In the original Particle Swarm Optimization (PSO) algorithm, there were several parameters that needed to be tuned in order for the algorithm to converge quickly to the correct result. The original velocity update equation was given by:

v = ωv + c1 rand (personal best – current) + c2 rand (global best – current)

Here, the inertial weight ω and the randomness coefficients c1, and c2 needed to be tuned. It was soon realized that values of these parameters that work well when the algorithm begins running, to find something close to the optimal solution, slows the algorithm down later when it is trying to hone in on the optimal solution, and vice versa.

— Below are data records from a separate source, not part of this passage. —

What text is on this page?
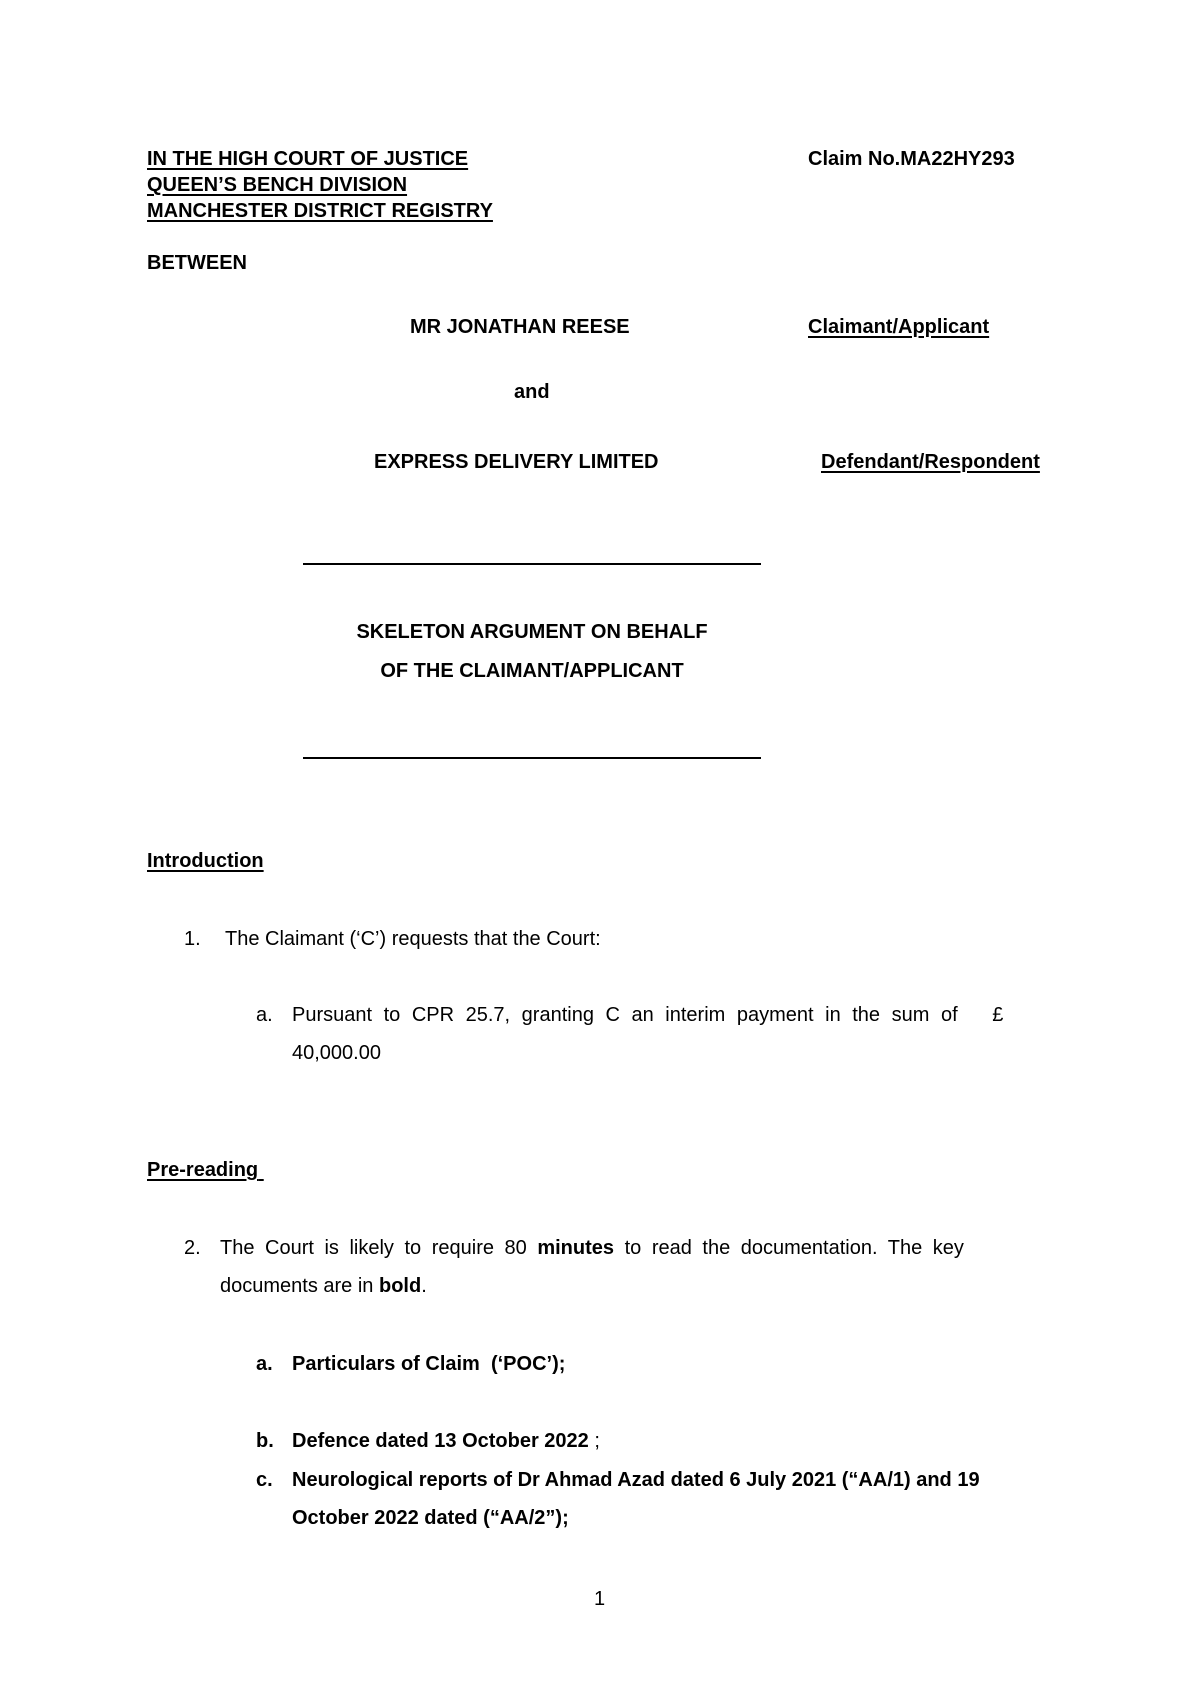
IN THE HIGH COURT OF JUSTICE
QUEEN’S BENCH DIVISION
MANCHESTER DISTRICT REGISTRY
Claim No.MA22HY293
BETWEEN
MR JONATHAN REESE	Claimant/Applicant
and
EXPRESS DELIVERY LIMITED	Defendant/Respondent
SKELETON ARGUMENT ON BEHALF
OF THE CLAIMANT/APPLICANT
Introduction
1. The Claimant (‘C’) requests that the Court:
a. Pursuant to CPR 25.7, granting C an interim payment in the sum of   £
40,000.00
Pre-reading
2. The Court is likely to require 80 minutes to read the documentation. The key
documents are in bold.
a. Particulars of Claim  (‘POC’);
b. Defence dated 13 October 2022 ;
c. Neurological reports of Dr Ahmad Azad dated 6 July 2021 (“AA/1) and 19
October 2022 dated (“AA/2”);
1
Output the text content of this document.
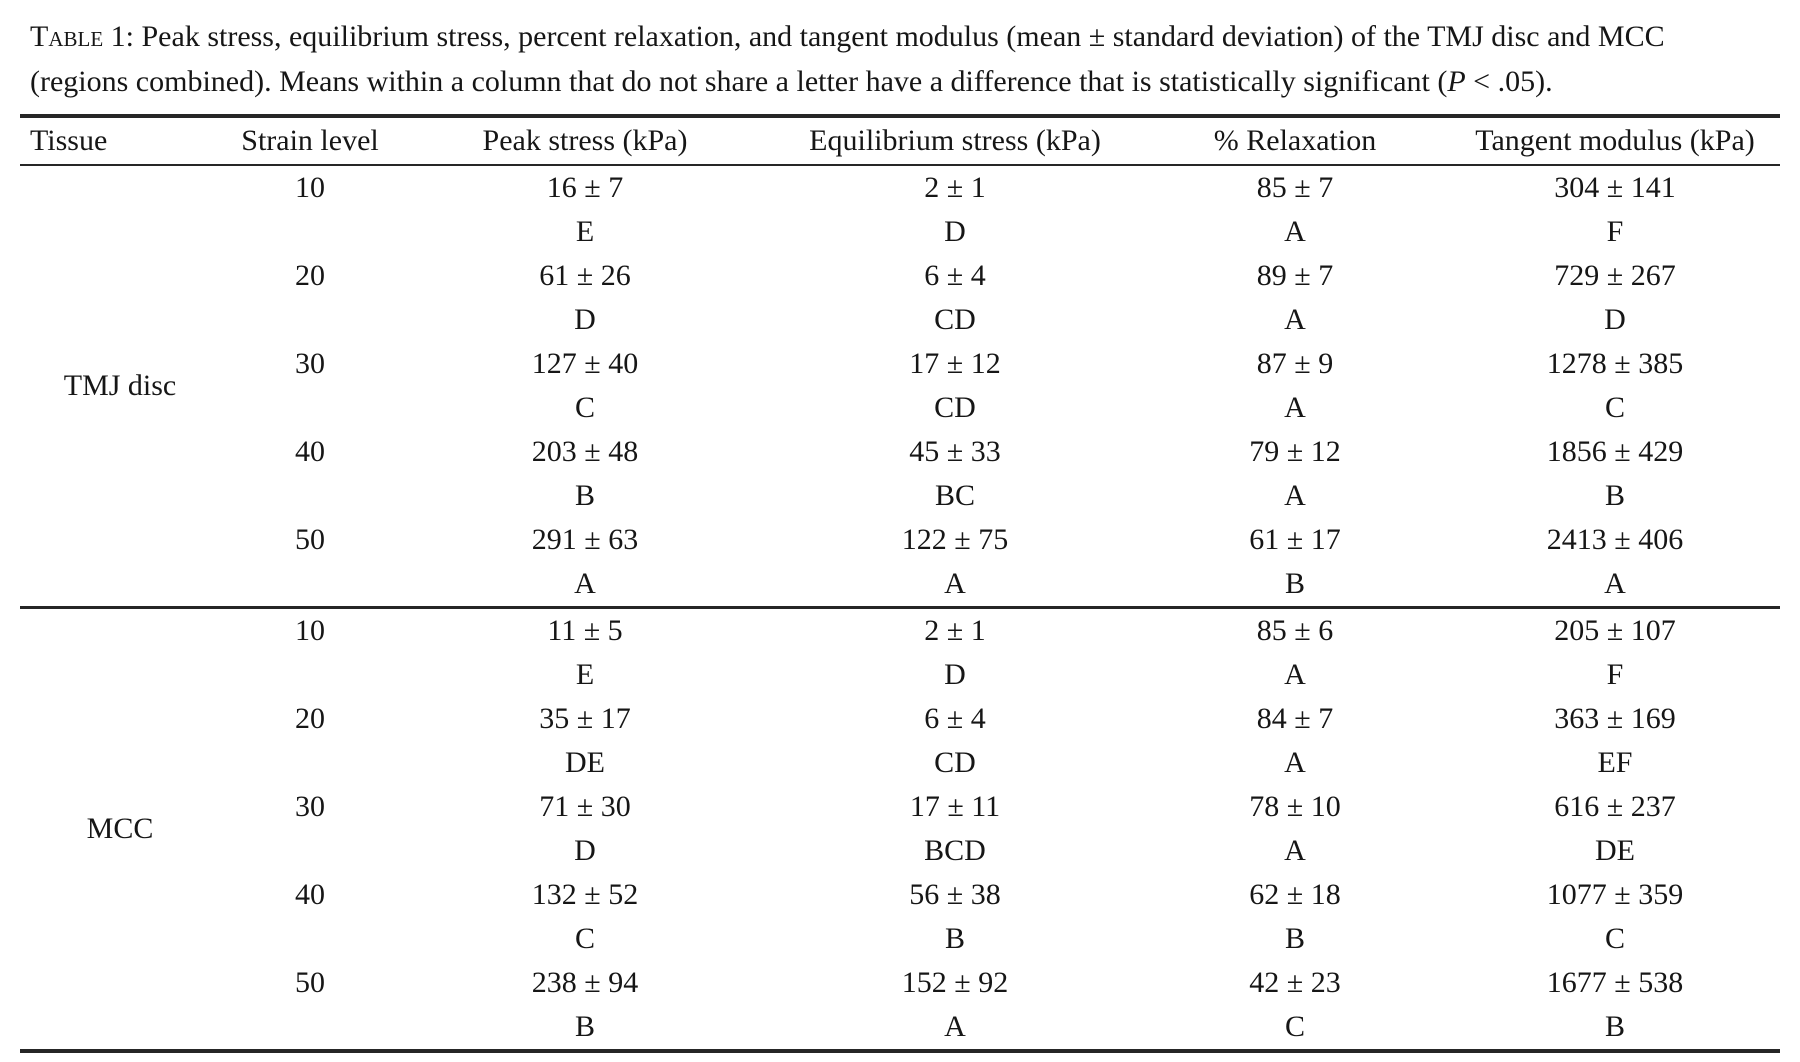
Table 1: Peak stress, equilibrium stress, percent relaxation, and tangent modulus (mean ± standard deviation) of the TMJ disc and MCC
(regions combined). Means within a column that do not share a letter have a difference that is statistically significant (P < .05).

Tissue	Strain level	Peak stress (kPa)	Equilibrium stress (kPa)	% Relaxation	Tangent modulus (kPa)
TMJ disc	10	16 ± 7	2 ± 1	85 ± 7	304 ± 141
		E	D	A	F
	20	61 ± 26	6 ± 4	89 ± 7	729 ± 267
		D	CD	A	D
	30	127 ± 40	17 ± 12	87 ± 9	1278 ± 385
		C	CD	A	C
	40	203 ± 48	45 ± 33	79 ± 12	1856 ± 429
		B	BC	A	B
	50	291 ± 63	122 ± 75	61 ± 17	2413 ± 406
		A	A	B	A
MCC	10	11 ± 5	2 ± 1	85 ± 6	205 ± 107
		E	D	A	F
	20	35 ± 17	6 ± 4	84 ± 7	363 ± 169
		DE	CD	A	EF
	30	71 ± 30	17 ± 11	78 ± 10	616 ± 237
		D	BCD	A	DE
	40	132 ± 52	56 ± 38	62 ± 18	1077 ± 359
		C	B	B	C
	50	238 ± 94	152 ± 92	42 ± 23	1677 ± 538
		B	A	C	B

Several attempts were made to remedy this situation by adapting the parameters as the algorithm progresses. Early attempts to deal with this issue used the number of iterations as an indicator of how to adjust the parameters. The problem with this is that some functions lead to quick convergence, while others cause slow convergence, so the algorithm would need to be tuned based on the function. Instead, we can let the particles themselves tell us what the state of convergence is and how to adjust the parameters. In this vein, let di be the average distance from the i-th particle to the rest of the swarm and let

$f = \frac{d_g - d_{min}}{d_{max}-d_{min}}$

where dg is di for the global best particle, dmin is the smallest of the di, and dmax is the largest of the di. If ƒ is less than 0.2, the system is in a state of convergence with the particles searching for minor improvements in the region around the global best. If ƒ is between 0.2 and 0.5, then the system is in a state of local convergence with particles searching around their personal best for improvement. If ƒ is between 0.5 and 0.8, then the system is in a state of exploration and the particles are looking for regions in which optima may be located. If ƒ is greater than 0.8, then the system is in a state of escape and the swarm is being pulled out of a local minimum by a particle that happened to find a better value at a distance away from the swarm.

From a determination of which state we are in, we can choose how to adjust the parameters in order to speed up convergence and maximize the likelihood of finding the correct answer. For example, when we detect that we are in a state of escape, we can increase c2 and decrease c1so that the swarm is pulled out of the local optima more quickly.